C++ string literal type and declaration

Question

Two types of the declaration:

char* str1 = "string 1";

and

char str2[] = "string 2";

my compiler doesn't allow me to use first declaration with a error incorrect conversion from const char[8] to char*. looks okay, the version like this:

const char* str1 = "string 1";

passed by compiler.

please clarify my understanding. I believed that if we declare both versions e.g. in main(), first one (const char*) - the only pointer will be allocated on the stack and initialized with some address in data segment. second version (char[]) - whole array of symbols will be placed on the stack

as far as I see string literal does now always have a const char[] type. is a using of const char* depricated? for C compatibility only?

where each version will store the string ?

Answer 1

char* str1 = "string 1";

This is deprecated as of C++98, and is ill-formed as of C++11, as a string literal can't be modified. Modifying it would result in undefined behavior.

To avoid this, the standard prohibits assigning it to a modifiable char pointer, as it might be modified later on without the programmer realizing that he/she shouldn't have modified it.

char str2[] = "string 2";

Yes, this allocated an array of characters, whereas each character is stored on the stack.

const char* str1 = "string 1";

This isn't deprecated, it is the recommended way (only way) to assign a string literal to a char pointer.

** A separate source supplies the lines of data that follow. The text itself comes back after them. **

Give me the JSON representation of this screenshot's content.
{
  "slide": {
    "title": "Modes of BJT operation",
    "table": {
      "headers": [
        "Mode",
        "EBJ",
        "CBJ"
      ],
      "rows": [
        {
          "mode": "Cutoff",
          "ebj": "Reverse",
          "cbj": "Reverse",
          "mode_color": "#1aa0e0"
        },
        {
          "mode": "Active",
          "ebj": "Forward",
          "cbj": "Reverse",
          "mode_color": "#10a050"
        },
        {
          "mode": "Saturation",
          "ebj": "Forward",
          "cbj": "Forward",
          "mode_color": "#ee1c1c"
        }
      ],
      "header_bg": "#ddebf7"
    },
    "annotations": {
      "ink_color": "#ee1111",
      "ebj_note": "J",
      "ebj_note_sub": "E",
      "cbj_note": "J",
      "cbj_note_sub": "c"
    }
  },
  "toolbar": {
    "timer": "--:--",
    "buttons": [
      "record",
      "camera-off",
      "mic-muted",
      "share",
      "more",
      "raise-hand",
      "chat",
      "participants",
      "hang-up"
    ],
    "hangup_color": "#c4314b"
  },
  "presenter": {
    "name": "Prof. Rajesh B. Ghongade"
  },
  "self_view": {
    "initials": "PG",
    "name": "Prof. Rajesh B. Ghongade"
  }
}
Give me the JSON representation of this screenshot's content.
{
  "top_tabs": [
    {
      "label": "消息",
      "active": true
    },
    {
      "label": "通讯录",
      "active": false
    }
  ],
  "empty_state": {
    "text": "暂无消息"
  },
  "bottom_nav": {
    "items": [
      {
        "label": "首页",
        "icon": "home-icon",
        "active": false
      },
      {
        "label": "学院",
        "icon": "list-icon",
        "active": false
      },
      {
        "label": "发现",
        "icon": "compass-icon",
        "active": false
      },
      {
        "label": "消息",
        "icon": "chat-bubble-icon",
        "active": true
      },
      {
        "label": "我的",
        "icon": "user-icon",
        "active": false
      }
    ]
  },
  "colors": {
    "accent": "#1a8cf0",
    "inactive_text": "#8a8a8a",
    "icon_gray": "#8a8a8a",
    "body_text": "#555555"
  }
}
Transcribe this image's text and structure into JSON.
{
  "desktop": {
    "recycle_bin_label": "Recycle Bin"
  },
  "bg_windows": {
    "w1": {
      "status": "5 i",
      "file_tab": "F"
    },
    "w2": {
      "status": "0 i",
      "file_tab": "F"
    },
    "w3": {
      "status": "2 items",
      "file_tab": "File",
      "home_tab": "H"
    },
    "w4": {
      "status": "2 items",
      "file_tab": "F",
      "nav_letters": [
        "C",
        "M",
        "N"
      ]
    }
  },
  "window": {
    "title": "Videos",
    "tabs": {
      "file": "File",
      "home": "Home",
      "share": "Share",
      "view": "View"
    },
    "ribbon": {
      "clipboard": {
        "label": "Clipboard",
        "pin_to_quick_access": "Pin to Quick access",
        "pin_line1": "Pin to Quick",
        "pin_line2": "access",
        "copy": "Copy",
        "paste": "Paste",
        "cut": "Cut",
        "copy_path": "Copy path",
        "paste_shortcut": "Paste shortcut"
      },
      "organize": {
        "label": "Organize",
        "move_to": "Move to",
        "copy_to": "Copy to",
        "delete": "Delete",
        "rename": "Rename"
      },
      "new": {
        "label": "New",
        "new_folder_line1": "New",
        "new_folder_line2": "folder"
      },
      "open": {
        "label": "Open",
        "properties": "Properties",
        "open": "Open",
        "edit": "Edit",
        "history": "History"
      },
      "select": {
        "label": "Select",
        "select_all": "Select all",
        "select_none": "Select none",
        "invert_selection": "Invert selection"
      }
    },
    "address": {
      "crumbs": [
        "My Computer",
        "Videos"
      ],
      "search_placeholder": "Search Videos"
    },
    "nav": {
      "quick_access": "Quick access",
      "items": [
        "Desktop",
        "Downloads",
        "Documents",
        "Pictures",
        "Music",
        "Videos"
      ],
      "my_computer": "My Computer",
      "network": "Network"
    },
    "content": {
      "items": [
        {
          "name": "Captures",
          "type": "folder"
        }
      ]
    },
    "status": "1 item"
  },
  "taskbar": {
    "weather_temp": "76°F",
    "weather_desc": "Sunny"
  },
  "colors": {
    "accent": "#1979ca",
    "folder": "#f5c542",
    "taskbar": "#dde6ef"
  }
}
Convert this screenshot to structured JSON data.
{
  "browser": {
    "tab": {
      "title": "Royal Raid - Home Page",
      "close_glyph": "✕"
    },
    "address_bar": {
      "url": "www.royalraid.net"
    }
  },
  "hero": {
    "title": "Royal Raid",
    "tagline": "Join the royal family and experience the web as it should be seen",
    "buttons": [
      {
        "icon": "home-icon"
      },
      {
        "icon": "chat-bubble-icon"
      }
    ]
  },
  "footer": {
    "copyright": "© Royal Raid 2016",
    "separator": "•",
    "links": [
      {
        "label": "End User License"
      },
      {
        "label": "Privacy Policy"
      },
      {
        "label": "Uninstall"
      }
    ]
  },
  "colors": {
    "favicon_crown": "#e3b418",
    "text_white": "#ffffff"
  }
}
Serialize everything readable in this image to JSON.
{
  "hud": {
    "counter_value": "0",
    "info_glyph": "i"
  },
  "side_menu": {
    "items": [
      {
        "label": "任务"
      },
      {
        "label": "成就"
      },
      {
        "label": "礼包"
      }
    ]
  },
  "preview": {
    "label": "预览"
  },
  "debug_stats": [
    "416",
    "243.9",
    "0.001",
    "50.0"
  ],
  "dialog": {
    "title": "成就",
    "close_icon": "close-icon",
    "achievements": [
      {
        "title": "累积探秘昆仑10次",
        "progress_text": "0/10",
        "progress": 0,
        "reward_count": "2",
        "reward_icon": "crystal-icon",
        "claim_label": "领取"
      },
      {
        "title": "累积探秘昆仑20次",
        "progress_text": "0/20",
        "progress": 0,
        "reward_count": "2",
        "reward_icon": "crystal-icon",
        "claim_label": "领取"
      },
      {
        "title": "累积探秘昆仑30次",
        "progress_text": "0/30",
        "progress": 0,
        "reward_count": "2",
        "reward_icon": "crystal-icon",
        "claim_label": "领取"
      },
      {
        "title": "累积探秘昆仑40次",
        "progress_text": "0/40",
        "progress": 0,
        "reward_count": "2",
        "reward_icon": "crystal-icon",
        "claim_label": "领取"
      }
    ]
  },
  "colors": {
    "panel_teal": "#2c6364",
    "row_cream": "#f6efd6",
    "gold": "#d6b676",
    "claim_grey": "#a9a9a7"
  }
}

Here, str1 is points to const chars, i.e. they can't be modified. Thus it is safe to use it somewhere, as the compiler will enforce that the chars will never be modified.

Here, str1 is stored on the stack, pointing to a string literal, which may or may not be stored in read-only memory (this is implementation defined).

Answer 2

char str2[] = "string 2";

"string 2" is string literal const char[9] stored in read-only memory.

char str2[] will allocate char array (of size deducted from initializer size) in read-write memory.

= will use the string literal to initialize the char array (doing memcpy of the "string 2" content).

I mean in principle. The actual machine code produced with optimizations may differ, setting up str2 content by less trivial means than memcpy from string literal.

char* str1 = "string 1"; - here you are trying to get the actual string literal memory address, but that one is const, so you shouldn't assign/cast it to char *.

const char* str1 should work OK, casting from const char[] to const char * is valid (they are almost the same thing, unless you have access to original array size during compilation, then the pointer variant is size-less dumb-down version).